The high school sweethearts from Saanich, B.C., were on their way to Seattle to pick up furnace parts for Cook's father when they disappeared in November 1987.
Their bodies were found in separate locations outside the city days later. Van Cuylenborg had been restrained with zip ties, sexually assaulted and shot in the back of the head. Cook had been strangled and zip ties were found near his body.
Forensic evidence found at the crime scenes has been tested against databases in both the United States and Canada over the years, but investigators have never found a match.
Recently, they sent a sample to a lab in Virginia for DNA phenotyping, a process that looks at specific codes to predict a person's appearance, including eye, skin and hair colour, facial features and ancestry.

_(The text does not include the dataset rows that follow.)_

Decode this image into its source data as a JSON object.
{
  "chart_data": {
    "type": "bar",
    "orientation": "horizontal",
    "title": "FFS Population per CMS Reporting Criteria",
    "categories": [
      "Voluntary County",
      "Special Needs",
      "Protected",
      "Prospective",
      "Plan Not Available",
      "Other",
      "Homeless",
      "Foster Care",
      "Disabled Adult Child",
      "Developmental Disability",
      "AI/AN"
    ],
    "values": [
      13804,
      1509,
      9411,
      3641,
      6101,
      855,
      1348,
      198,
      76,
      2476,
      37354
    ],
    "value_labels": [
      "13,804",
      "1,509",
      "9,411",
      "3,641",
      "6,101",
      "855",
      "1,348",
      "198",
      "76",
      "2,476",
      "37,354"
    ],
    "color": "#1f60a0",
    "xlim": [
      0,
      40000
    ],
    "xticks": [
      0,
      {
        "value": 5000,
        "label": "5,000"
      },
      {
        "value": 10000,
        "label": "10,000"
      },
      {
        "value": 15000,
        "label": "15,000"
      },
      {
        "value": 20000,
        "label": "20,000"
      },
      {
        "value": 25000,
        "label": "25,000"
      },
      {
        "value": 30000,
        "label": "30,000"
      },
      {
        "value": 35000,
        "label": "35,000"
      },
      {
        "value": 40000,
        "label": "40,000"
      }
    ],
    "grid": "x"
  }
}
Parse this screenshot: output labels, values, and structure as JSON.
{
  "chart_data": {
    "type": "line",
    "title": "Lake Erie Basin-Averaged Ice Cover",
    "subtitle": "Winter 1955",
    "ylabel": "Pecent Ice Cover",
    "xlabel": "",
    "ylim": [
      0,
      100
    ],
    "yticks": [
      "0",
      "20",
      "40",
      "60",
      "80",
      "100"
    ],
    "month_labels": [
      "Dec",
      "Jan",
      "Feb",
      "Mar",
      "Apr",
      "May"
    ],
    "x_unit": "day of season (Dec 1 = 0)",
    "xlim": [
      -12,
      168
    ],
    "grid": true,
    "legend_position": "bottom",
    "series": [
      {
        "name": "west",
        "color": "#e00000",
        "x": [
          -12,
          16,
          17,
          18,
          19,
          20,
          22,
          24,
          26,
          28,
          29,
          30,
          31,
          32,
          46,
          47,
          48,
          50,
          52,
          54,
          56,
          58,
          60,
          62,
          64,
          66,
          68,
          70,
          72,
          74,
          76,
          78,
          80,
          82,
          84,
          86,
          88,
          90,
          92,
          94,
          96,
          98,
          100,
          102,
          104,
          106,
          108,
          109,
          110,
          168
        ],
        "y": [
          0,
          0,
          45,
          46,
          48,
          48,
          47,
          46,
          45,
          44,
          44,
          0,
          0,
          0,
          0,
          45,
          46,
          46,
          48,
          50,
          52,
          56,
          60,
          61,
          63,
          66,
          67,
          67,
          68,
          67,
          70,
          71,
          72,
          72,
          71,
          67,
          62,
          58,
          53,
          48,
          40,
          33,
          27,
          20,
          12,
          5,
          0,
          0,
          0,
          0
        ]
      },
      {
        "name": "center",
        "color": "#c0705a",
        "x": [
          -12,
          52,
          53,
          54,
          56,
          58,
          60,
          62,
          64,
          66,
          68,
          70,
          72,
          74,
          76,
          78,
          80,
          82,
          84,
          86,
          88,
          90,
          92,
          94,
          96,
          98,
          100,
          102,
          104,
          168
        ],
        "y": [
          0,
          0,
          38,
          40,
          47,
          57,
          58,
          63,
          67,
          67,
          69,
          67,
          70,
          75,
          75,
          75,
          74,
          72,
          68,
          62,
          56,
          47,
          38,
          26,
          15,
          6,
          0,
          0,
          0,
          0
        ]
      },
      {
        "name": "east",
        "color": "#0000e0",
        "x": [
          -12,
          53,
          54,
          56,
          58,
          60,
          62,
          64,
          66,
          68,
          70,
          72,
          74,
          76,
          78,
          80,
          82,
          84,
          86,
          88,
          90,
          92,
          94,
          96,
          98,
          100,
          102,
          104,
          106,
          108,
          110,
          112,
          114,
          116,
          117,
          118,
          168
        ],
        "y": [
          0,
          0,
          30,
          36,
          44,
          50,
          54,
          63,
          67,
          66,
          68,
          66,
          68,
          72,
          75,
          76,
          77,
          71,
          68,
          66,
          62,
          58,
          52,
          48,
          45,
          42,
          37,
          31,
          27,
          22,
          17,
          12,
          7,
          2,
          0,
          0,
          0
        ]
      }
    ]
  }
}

The technology cannot indicate traits like age or body weight, but Parabon NanoLabs, the company that did the analysis, predicts the suspect is a man of northern European ancestry, with very fair skin and possible freckles, with light brown hair and could be balding.
The sheriff's office released three images showing what the suspect may have looked like at 25, 45 and 65 years old.
Miller noted there may be differences between the real-life killer and the images, but said the technology has been used to help solve other cases.
"It's not 100 per cent guaranteed. It's not a photograph. It's a composite," he said.
Investigators have never given up on solving the case and the new images renew their optimism, said Det. Jim Scharf.
"Hopefully someone out there knows an individual that looks similar to this that was in the area at the time and capable of committing this crime. All we need to do is get a sample of his DNA to match and identify him," he said.
"The smallest detail could end up being the lead that we need to solving this case."
Cook's sister, Laura Baanstra, still hadn't looked at the images when police unveiled them Wednesday.
"That could be the likeness of the person that killed my brother. That's tough," she said.
Baanstra said the last time she saw her brother was as he was getting ready to leave for Seattle. He hadn't had anything to eat and asked for a bite of her sandwich. Reluctantly, she gave him half before standing in the window and waving goodbye, she said with a small smile.
"When your brother or sister, daughter or loved one, walks out the door, you have no way to know that you will never see them again."
Baanstra pleaded for anyone with information about her brother's murder to call police, even if they only have "an inkling of an idea."
"If these new pictures that this amazing new technology created triggers a memory you had, perhaps of someone who said something odd that lived in or near the Snohomish area or even Vancouver in late 1987, please, for the sake of my brother, Jay, Tanya and all of our families, call it in," she said.
A C$50,000 reward for information leading to a DNA match has been offered through the end of December.